His father was fidgety, embarrassed, and in his hand, Joshua saw, he now held a Bible. The real thing. The King James Version. His copy had markers sticking out here, there, and everywhere.

“Hey, Daddy, don’t tell me you’ve been reading
that.”

“Why not?” he replied, indignant.

Joshua slapped his cheek and whistled.

“Listen here,” his father said, “let’s not get excited. There’s no need for you to lose your temper. Tell me, you really want to be a newspaperman, or is it just that, you know, like you once thought you’d be a ball player?”

“Well, yeah. I dunno. A sportswriter, maybe.”

“Sportswriters are drunks. They’re bums, every one of them,” Reuben said, remembering old grievances.

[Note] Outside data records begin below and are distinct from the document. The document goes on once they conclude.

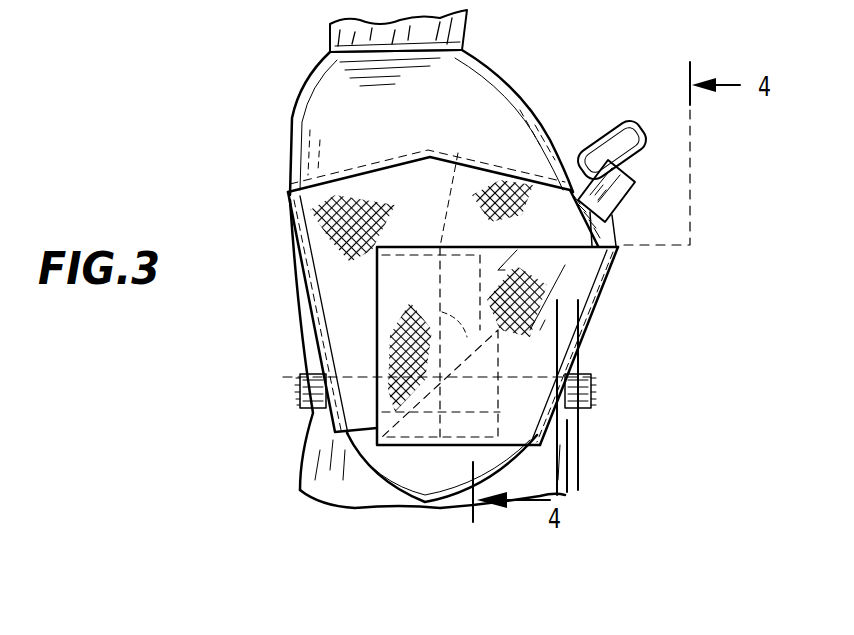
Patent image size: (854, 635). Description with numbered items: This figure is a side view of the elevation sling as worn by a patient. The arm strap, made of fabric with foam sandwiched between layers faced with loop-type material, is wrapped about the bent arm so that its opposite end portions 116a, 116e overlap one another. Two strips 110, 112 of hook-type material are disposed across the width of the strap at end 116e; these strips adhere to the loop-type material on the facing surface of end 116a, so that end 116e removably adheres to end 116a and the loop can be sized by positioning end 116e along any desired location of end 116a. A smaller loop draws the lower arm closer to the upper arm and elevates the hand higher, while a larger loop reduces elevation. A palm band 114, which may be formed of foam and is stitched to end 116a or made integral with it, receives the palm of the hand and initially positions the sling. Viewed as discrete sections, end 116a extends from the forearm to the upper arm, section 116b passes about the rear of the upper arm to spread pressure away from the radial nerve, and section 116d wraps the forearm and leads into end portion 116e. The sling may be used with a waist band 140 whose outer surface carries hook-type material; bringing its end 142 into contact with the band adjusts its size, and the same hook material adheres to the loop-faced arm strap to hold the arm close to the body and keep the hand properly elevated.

The strip of hook-type material 110 is at (520, 250).
The strip of hook-type material 112 is at (436, 346).
The palm band 114 is at (625, 197).
The end portion of arm strap 116a is at (425, 160).
The section of arm strap 116b is at (288, 237).
The section of arm strap 116d is at (595, 315).
The end portion of arm strap 116e is at (422, 263).
The waist band 140 is at (307, 410).
The end of waist band 142 is at (596, 392).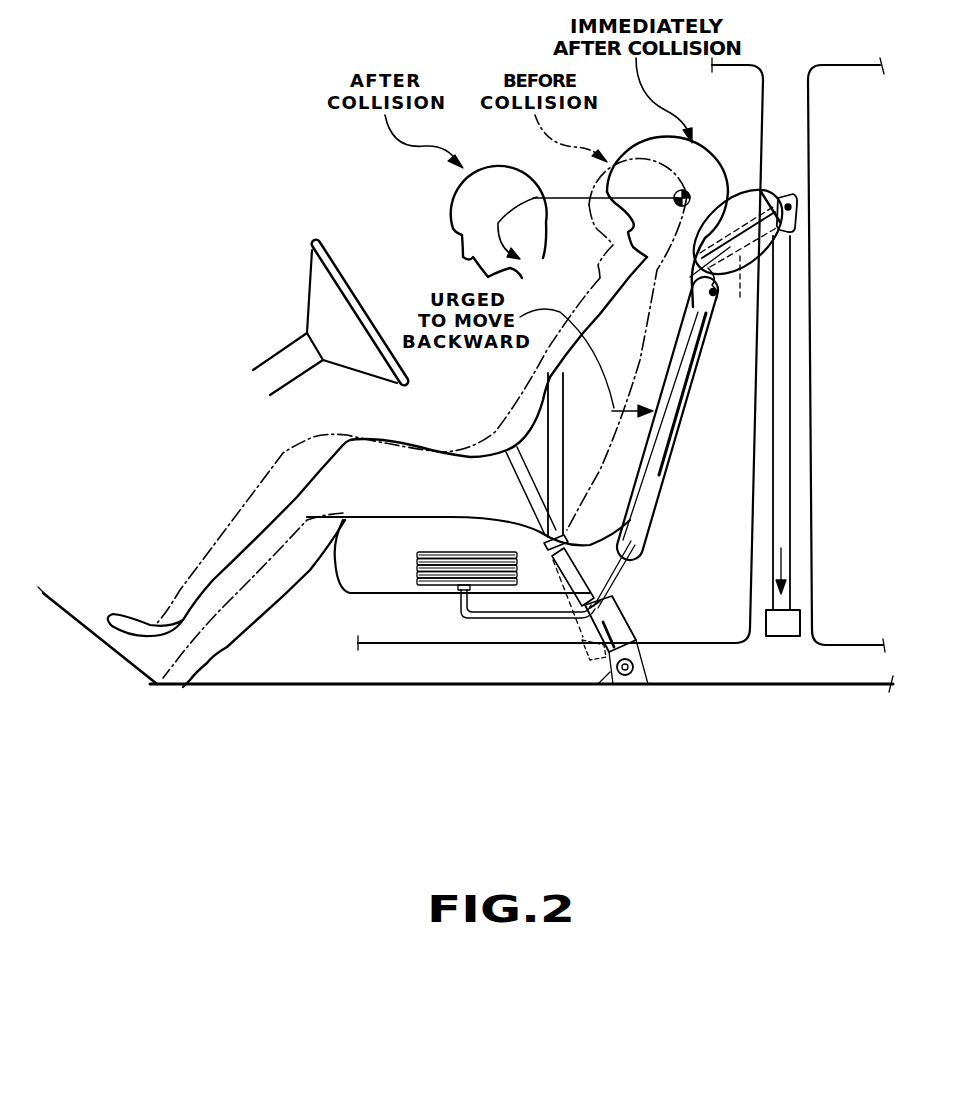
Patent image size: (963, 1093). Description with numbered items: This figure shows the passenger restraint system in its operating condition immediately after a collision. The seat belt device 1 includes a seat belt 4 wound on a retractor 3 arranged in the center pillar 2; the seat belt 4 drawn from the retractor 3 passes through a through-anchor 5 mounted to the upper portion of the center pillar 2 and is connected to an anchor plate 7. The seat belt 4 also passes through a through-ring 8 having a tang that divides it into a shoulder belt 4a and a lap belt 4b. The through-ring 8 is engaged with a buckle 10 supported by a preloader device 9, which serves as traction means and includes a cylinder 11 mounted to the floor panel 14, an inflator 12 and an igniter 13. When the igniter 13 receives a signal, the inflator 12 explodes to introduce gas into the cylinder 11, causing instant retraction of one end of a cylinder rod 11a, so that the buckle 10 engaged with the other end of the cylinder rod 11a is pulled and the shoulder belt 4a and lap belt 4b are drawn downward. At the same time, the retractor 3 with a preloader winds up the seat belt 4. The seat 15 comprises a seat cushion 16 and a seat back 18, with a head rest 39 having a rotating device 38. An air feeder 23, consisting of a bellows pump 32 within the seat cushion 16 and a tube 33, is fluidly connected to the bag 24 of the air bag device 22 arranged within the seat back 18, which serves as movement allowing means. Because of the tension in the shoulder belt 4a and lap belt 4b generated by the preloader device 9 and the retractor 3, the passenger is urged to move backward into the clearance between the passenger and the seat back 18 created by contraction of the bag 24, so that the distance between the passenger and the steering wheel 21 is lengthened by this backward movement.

“I could be different, but.”

“Let me tell you something,” his father said, brandishing his Bible with enthusiasm, “this thing here is just filled with book titles and savvy sayings. I mean, I used to think, you were a writer you had to make things up out of your own head, but you’d be surprised how many of their titles and sayings were swiped out of this one here, and there’s plenty left, so you could do a lot worse than –”

“Why don’t we talk about fucking first?”

“What did you have in mind?”

“Me? Nothing. You’re the one who brought it up.”

“Yeah, well. Right. You know how it’s done?”

“Yeah.”

“You do?”

“You’re goddamn right I do.”

“Have you done it with anybody yet?”

“No.”

“O.K., that’s it.”

“What do you mean,
that’s it?”

“If you know how, eventually you’ll get some. It figures. What more do you want me to say?”

“Don’t I get any useful instructions?”

“We’re not going to talk dirty out here, you understand?”

“Don’t shout at me. I didn’t bring up the subject.”

“You don’t do it the night before a fight, it drains you, that’s what Al Weill always used to say.”

“I’m not going to be a fighter.”

“Look, there are more important things in the world than fucking.” His father cracked his knuckles. “I shoulda seen that you had a stricter upbringing.”

“How do I get some?”

“I’m not a pimp, for Christsake.” His father topped up their glasses with more Labatt’s. “You see all those pimples you got on your face?”

“Yeah. So?”

“Don’t worry. They’re going to clear up. You’ll be left with little holes in your cheeks here and there, but what the hell.”

“You mean fucking drains you, but it’s good for pimples?”

“Goddamn it, Josh, I don’t know how we got into this!”

“You started it.”

Lowering his voice to a whisper, his father said, “You are invited into a lady’s boudoir, well, if you’re a gentleman the first thing you do is take off your hat.”

“Is that how you get it going?”

“You fold your trousers neat, see, and you’re wearing clean socks, that’s important, and if you got your wallet with you, you keep it under your pillow. You got that?”

Joshua nodded.

“And I want you to be wearing fresh underwear. No skid marks. But even so you wash up good first, if only as an example to her, because sometimes they can be real smelly down there.”

“Down where?”

“We’re not going to talk dirty.”

“You
said ‘down there,’ not me.”

“I want to teach you about the etiquette of the matter, not the actual doing of it.”

“Some help.”

“All right. O.K. You know what this is?” he asked, blushing a little as he thrust a three-pack of Sheiks at him.

“Yeah,” Joshua said, smirking.

“As soon as your dick gets stiff, you roll one on. Don’t forget that.”